Only a handful of firms notched up a sub-50% score, with Golden Turd Irwin Mitchell landing last on a dire 21%

Watson Farley Williams (49%) "made it excruciatingly hard to get any form of bonus", said a junior lawyer. "Peace in the Middle East is more likely".  Pay rises were "non-existent" at Clyde & Co (47%), said a senjor solicitor. Clydes "will blame Brexit", she predicted, "once they finish attributing the difficult circumstances to the 1930s Depression and global warming".

The discretionary bonus scheme at Shakespeare Martineau (45%) was "diabolically secretive", said a senior solicitor. Billing figures "seem completely unrelated to remuneration", said a paralegal. "Haven't had a pay rise in 3 years plus", said another lawyer, "despite the firm allegedly outperforming year-on-year". A non-fee-earner said "I have been stuck on 16k for the past 4 years even though I work all God given hours and go above and beyond the duties listed in my contract".

"Partners line their own pockets and give staff paltry 1% pay rises year on year for slogging their guts out", said a Shoosmiths (41%) senior solicitor. "They also can't be bothered to introduce merit-based pay, so the hardest working associate gets the same percentage payrise as the secretary that's off half the year taking numerous duvet days. Oh, and bonuses?
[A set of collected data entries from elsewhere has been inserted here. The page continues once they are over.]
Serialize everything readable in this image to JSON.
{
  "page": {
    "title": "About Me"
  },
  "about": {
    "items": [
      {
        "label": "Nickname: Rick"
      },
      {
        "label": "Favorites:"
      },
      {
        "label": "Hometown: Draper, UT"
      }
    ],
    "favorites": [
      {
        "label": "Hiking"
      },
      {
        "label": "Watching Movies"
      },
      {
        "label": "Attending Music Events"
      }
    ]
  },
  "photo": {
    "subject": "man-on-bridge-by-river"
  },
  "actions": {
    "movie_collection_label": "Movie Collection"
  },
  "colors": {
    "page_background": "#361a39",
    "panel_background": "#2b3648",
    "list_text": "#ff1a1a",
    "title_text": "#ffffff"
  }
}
That's a dirty word at Shoosmiths". 
HR deals with a Shoosmiths associate who dropped the B-bomb

Pay was "excellent for some managerial positions dealing with meaningless tasks", said a BLM (34%) trainee. But "others toil doing the real work earning a pittance"."If you look 20% below the bottom of the scale", said a partner, "you will find the top BLM pay rates". "I can see the insurers pay f*all", said a junior solicitor, "but why can't insurance firms at least TRY to negotiate better rates?" "I would have a better standard of life if I was a slave", offered a non-fee-earner. "Some of the support staff gloated about being paid more than fee earners", said a senior solicitor. "Then they were made redundant. Hard to know who is the winner out of that". 

Pay at Capsticks (27%) was "dogshit" said a senior solicitor.
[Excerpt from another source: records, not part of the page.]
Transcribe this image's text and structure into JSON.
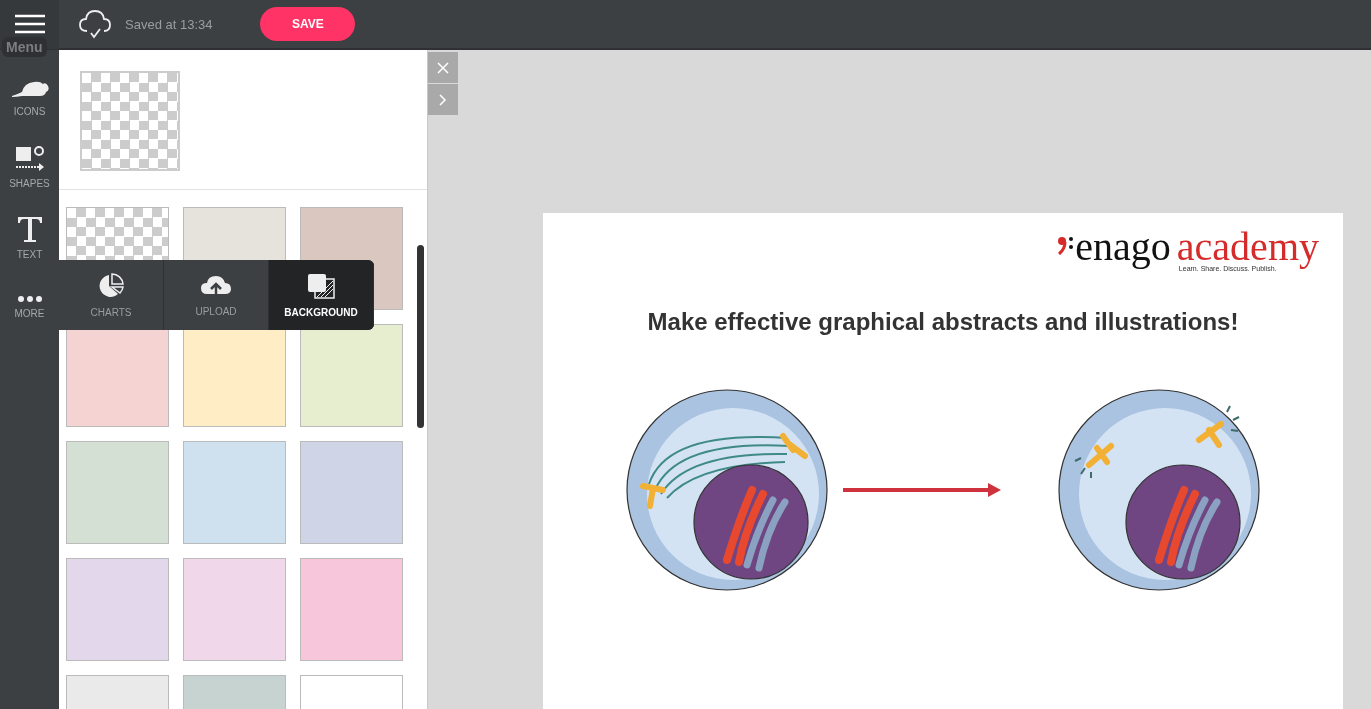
{
  "topbar": {
    "status": "Saved at 13:34",
    "save_button": "SAVE"
  },
  "rail": {
    "tooltip": "Menu",
    "items": [
      {
        "kind": "icons",
        "label": "ICONS"
      },
      {
        "kind": "shapes",
        "label": "SHAPES"
      },
      {
        "kind": "text",
        "label": "TEXT"
      },
      {
        "kind": "more",
        "label": "MORE"
      }
    ]
  },
  "popup": [
    {
      "kind": "charts",
      "label": "CHARTS",
      "selected": false
    },
    {
      "kind": "upload",
      "label": "UPLOAD",
      "selected": false
    },
    {
      "kind": "background",
      "label": "BACKGROUND",
      "selected": true
    }
  ],
  "swatches": [
    {
      "kind": "transparent"
    },
    {
      "kind": "solid",
      "color": "#e6e2dc"
    },
    {
      "kind": "solid",
      "color": "#dac8c0"
    },
    {
      "kind": "solid",
      "color": "#f5d3d3"
    },
    {
      "kind": "solid",
      "color": "#feedc5"
    },
    {
      "kind": "solid",
      "color": "#e7eed0"
    },
    {
      "kind": "solid",
      "color": "#d5e0d5"
    },
    {
      "kind": "solid",
      "color": "#cfe1ef"
    },
    {
      "kind": "solid",
      "color": "#cfd5e6"
    },
    {
      "kind": "solid",
      "color": "#e3d8eb"
    },
    {
      "kind": "solid",
      "color": "#f0d8ea"
    },
    {
      "kind": "solid",
      "color": "#f7c6da"
    },
    {
      "kind": "solid",
      "color": "#eaeaea"
    },
    {
      "kind": "solid",
      "color": "#c6d3d1"
    },
    {
      "kind": "solid",
      "color": "#ffffff"
    }
  ],
  "page": {
    "logo": {
      "brand": "enago",
      "product": "academy",
      "tagline": "Learn. Share. Discuss. Publish."
    },
    "title": "Make effective graphical abstracts and illustrations!"
  }
}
At Slater & Gordon (25%) it was "awful", said a non-fee-earner. "It's low", said a junior solicitor, "and nobody in my department of 120 got a pay rise this year, regardless of individual performance". Perhaps not surprising given the firm's recent difficulties.

Pay at Kennedys (23%) "is completely opaque", said a junior solicitor, but "I suppose they have to fund the aggressive international expansion somehow". It didn't help that the pay review took place in September just before the profit share, according to a paralegal. And so "in our office many people received no pay increase at all just before the partners all rolled up in new cars".

"I have given poor marks in the past as pay has been well behind firms that we'd like to think are competitors", said an Irwin Mitchell (21%) junior solicitor, "but there has been a real effort recently at the junior end to address that". He wasn't alone. An NQ at the Golden Turd said the pay "has inched up this year from insulting to very poor". "My personal pay is pretty good", agreed a senior solicitor, but only because, "after I told them I didn't want to play the game of threatening to leave but I wanted a fair (ie average) salary, and they still shafted me, I got a new job and then negotiated hard". He said, "others aren't so lucky". There "is no transparent pay scale", said a junior solicitor. "Different people seem to be paid according to how little they can get away with offering you". She said non-legally qualified managers "get the big bucks" while for the rest "the pressure is on to perform and bill with no real financial motivation". A partner said there was "massive disparity at all levels", and said it was "soul-destroying as a team leader trying to improve morale, when management insist pay is not a big factor for staff when it clearly is".